Materials and makeup
Like many Balmoral boots, the Wigmore looks best with mixed materials on the shaft and body. This model features cherry calf on the lower part of the boot with a pingrain chestnut shaft section. Gaziano & Girling’s leather is always top-notch - their toe burnishing and patina work is probably the best of the high-end British makers.
For those missing a reddish boot, it’s well worth considering - it adds extra flair to a wardrobe mainly stocked with brown or black boots. Alternatively you might want to keep an eye out for another popular makeup that mirrors a well known Edward Galway combination, with brown calf for the lower section and dark brown suede for the shaft. Gaziano & Girling also continue to have a 20% off made to order promotion running if you really want to personalise your makeup.
The Wigmore is an Oxford balmoral boot, giving it more of a sense of formality than the more usual Derby lacing found on boots. It’s two most distinctive features are the dovetail shaped seam connecting upper and lower sections - again, very similar to the same design on the Edward Green Galway - and a plain toe with medallion detail.

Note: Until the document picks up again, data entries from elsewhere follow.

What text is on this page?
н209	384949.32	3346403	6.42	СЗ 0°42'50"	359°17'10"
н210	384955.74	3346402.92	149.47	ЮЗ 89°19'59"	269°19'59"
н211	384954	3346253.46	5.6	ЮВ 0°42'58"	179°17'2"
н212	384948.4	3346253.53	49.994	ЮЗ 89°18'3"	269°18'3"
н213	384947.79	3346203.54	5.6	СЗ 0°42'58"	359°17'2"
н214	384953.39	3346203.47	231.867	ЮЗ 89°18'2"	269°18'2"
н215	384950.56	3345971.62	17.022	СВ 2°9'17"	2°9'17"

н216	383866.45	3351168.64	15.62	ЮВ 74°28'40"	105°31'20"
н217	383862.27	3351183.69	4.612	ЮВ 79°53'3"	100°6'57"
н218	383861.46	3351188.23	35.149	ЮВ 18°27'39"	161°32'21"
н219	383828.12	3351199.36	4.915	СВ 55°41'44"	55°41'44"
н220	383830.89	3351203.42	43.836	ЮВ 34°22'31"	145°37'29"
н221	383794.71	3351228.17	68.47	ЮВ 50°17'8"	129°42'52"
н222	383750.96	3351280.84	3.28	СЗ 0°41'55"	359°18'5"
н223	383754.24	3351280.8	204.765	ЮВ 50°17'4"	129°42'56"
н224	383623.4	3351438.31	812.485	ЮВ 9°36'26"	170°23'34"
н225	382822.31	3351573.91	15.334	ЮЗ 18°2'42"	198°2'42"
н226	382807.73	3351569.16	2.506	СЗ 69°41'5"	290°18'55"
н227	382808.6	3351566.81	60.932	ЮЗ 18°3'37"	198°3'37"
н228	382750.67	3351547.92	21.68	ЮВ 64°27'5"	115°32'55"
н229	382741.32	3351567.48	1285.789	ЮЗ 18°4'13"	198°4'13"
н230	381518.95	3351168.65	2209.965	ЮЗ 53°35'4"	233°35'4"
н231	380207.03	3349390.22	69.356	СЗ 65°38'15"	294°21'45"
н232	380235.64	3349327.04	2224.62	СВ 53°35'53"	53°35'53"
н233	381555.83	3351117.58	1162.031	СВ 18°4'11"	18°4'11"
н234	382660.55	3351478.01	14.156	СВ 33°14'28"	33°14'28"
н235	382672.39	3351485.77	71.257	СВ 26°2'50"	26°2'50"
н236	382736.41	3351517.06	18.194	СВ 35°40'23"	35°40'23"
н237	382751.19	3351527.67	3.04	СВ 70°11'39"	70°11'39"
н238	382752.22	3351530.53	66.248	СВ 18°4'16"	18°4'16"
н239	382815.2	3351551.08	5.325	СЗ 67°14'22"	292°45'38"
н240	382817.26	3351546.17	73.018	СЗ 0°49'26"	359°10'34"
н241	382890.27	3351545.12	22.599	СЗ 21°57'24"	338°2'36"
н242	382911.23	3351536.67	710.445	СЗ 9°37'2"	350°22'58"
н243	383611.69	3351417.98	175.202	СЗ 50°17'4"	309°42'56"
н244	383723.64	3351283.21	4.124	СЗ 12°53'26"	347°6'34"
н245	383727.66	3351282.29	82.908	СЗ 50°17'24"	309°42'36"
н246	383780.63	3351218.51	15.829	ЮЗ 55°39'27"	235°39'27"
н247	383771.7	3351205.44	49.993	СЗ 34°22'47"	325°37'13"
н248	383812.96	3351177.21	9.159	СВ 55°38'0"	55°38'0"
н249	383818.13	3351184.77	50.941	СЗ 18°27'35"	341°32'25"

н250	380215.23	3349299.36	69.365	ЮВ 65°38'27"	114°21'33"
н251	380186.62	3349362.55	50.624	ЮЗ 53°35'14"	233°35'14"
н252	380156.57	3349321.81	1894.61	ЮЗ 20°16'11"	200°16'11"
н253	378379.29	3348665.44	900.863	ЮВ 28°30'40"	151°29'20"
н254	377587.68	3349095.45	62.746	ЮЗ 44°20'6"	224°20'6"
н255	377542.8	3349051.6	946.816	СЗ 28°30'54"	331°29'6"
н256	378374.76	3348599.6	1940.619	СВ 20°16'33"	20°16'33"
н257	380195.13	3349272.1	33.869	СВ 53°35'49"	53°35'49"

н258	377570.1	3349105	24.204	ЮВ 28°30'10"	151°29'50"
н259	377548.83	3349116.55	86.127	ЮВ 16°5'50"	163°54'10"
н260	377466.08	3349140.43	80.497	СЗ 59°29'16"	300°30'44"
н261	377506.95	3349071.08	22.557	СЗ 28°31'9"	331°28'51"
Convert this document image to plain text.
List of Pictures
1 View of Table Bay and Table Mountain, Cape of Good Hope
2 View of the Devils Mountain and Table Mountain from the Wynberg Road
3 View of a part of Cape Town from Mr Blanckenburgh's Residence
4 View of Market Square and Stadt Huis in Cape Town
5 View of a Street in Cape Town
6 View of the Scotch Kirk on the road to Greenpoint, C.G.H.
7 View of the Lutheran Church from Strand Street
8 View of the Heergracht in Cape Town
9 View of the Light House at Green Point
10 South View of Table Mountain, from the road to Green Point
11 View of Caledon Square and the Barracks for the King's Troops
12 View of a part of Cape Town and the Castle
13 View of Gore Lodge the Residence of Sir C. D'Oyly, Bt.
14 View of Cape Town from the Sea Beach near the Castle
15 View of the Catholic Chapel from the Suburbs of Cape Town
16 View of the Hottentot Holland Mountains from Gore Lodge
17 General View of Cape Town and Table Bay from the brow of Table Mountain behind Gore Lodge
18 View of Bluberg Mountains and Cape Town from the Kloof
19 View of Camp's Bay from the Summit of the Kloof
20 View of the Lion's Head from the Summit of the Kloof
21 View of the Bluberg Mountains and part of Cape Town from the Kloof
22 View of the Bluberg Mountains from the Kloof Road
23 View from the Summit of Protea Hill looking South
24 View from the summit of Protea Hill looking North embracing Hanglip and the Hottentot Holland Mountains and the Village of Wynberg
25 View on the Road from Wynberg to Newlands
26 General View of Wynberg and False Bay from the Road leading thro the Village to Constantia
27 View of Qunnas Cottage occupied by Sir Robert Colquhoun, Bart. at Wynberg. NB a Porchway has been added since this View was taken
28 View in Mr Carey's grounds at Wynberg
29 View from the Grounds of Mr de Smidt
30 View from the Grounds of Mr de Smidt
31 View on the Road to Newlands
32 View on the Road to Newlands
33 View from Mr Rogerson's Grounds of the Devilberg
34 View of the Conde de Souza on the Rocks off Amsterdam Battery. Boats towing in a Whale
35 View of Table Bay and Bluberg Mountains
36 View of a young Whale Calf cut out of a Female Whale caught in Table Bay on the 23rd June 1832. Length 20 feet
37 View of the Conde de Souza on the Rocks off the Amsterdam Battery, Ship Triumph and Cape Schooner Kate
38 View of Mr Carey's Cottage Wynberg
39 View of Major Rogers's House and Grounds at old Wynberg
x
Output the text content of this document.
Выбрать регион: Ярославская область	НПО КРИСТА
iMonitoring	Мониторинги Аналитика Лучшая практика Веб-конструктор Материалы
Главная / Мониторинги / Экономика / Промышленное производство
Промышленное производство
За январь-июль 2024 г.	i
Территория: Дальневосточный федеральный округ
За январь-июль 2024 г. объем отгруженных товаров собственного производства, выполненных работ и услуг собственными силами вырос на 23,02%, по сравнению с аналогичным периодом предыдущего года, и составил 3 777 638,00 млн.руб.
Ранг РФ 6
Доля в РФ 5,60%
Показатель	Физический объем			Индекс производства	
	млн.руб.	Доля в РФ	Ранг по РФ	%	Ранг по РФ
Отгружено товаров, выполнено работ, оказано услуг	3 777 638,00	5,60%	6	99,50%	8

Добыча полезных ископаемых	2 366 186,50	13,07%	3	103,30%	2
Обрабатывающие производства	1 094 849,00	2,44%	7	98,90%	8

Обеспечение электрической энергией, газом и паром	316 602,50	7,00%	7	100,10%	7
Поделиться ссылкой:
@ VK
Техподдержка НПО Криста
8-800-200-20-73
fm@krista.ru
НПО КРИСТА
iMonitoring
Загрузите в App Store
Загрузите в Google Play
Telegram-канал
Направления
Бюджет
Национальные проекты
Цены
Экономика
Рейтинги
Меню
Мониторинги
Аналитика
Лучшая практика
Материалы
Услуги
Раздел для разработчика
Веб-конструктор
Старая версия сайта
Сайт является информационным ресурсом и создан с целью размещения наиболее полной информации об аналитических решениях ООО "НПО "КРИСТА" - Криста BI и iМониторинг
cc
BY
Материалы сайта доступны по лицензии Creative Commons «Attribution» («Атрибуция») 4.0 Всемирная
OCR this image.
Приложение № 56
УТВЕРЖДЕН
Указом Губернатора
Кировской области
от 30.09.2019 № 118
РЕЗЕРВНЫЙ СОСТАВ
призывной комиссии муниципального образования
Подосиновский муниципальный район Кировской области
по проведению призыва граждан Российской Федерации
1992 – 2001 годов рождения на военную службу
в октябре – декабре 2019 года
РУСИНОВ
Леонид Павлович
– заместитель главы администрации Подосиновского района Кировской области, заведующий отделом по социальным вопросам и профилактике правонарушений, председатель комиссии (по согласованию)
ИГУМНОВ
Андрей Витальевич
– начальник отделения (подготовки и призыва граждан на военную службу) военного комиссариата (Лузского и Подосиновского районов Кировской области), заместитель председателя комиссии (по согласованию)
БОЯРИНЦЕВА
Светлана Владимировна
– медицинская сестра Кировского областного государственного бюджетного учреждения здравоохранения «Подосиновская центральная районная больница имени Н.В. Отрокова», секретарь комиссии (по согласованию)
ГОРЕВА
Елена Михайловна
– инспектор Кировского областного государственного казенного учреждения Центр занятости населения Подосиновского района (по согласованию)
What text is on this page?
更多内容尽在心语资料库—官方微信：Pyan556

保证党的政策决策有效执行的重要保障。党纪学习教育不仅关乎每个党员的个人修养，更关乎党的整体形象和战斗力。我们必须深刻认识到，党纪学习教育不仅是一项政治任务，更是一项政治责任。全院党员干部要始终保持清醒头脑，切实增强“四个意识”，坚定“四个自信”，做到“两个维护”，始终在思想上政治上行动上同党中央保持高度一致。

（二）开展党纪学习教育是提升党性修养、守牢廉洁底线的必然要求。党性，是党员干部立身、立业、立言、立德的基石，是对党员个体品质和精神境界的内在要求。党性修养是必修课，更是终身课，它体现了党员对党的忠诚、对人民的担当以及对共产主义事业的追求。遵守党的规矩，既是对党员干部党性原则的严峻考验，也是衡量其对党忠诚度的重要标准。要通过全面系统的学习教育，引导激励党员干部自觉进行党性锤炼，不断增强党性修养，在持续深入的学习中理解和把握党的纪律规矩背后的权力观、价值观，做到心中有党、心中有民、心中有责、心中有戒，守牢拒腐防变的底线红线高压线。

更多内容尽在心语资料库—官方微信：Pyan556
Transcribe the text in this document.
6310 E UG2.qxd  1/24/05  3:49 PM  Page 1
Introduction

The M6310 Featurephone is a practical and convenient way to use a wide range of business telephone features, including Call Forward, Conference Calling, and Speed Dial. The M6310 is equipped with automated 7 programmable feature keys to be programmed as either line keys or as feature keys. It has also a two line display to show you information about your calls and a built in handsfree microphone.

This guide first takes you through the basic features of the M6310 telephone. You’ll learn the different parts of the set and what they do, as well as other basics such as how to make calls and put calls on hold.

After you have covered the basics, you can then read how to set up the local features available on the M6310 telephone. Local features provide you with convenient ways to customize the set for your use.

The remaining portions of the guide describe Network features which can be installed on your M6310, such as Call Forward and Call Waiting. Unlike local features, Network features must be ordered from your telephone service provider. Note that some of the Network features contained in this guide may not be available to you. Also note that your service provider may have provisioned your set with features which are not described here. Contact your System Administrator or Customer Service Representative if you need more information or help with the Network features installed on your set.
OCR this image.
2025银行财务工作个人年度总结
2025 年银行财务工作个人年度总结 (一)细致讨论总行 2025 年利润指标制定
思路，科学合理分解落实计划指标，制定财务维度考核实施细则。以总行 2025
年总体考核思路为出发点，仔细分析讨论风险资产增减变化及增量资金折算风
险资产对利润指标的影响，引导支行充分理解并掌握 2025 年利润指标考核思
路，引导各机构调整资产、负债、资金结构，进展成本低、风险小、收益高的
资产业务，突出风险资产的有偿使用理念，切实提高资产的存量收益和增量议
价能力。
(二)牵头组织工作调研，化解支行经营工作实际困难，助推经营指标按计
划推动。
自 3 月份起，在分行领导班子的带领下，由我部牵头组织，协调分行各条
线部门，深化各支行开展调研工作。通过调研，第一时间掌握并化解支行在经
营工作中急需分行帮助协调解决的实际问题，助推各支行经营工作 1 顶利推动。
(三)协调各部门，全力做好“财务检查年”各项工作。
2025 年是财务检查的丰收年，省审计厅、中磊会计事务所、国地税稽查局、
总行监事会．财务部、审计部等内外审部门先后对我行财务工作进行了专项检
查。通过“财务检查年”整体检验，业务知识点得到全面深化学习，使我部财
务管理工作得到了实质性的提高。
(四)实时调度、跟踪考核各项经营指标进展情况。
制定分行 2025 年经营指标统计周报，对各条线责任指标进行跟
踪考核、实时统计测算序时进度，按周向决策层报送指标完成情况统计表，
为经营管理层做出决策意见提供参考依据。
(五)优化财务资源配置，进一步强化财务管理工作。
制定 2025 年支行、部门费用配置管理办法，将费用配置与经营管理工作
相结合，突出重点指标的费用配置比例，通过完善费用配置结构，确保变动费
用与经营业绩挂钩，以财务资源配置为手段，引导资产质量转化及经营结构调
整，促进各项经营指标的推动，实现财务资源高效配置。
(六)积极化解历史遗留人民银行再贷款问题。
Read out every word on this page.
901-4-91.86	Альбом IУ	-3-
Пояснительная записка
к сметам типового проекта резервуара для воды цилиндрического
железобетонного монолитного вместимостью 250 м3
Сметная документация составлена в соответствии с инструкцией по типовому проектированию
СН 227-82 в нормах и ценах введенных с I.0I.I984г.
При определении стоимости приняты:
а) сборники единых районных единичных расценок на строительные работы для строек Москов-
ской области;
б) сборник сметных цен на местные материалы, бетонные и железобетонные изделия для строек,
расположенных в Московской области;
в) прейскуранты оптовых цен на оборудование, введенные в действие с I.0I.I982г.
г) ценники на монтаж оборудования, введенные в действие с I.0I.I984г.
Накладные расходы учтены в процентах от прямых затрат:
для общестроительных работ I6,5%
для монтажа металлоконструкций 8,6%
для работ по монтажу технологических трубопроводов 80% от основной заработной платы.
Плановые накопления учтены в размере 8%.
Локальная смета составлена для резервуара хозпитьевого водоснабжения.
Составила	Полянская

This particular model is on the TG73 last, a classic square that is pretty eye-catching for a boot. However this square toe combined with the overall slimness of the last can limit the boot to more formal outfits - it looks a bit out of place with jeans or chinos, particularly if you skew towards wider cut trousers (as I do).
Fit and comfort
Gaziano & Girling have some of the best last-makers in the business - indeed the success of their business has largely come from Tony Gaziano’s own expertise in last-making that he brought from his time at Edward Green.
Most noticeably, a lot of G&G lasts look like they should be uncomfortably tight on the foot (particularly when you start considering designs on the astonishing Deco last) but are actually extremely comfortable, hugging the foot in just the right way.
With a thin rubber sole applied, these have an impressive amount of traction. You can also see finely sculpted the waist, heel and slightly spade-shaped soles are.
Gaziano & Girling are the most expensive of the British shoemakers dealing mainly in RTW models. Ultimately they are about 3 or 4 times the price of a pair of Crockett & Jones - whether or not you think that is a reasonable return on the range and quality of leather they use and the unmistakable styling is up to you.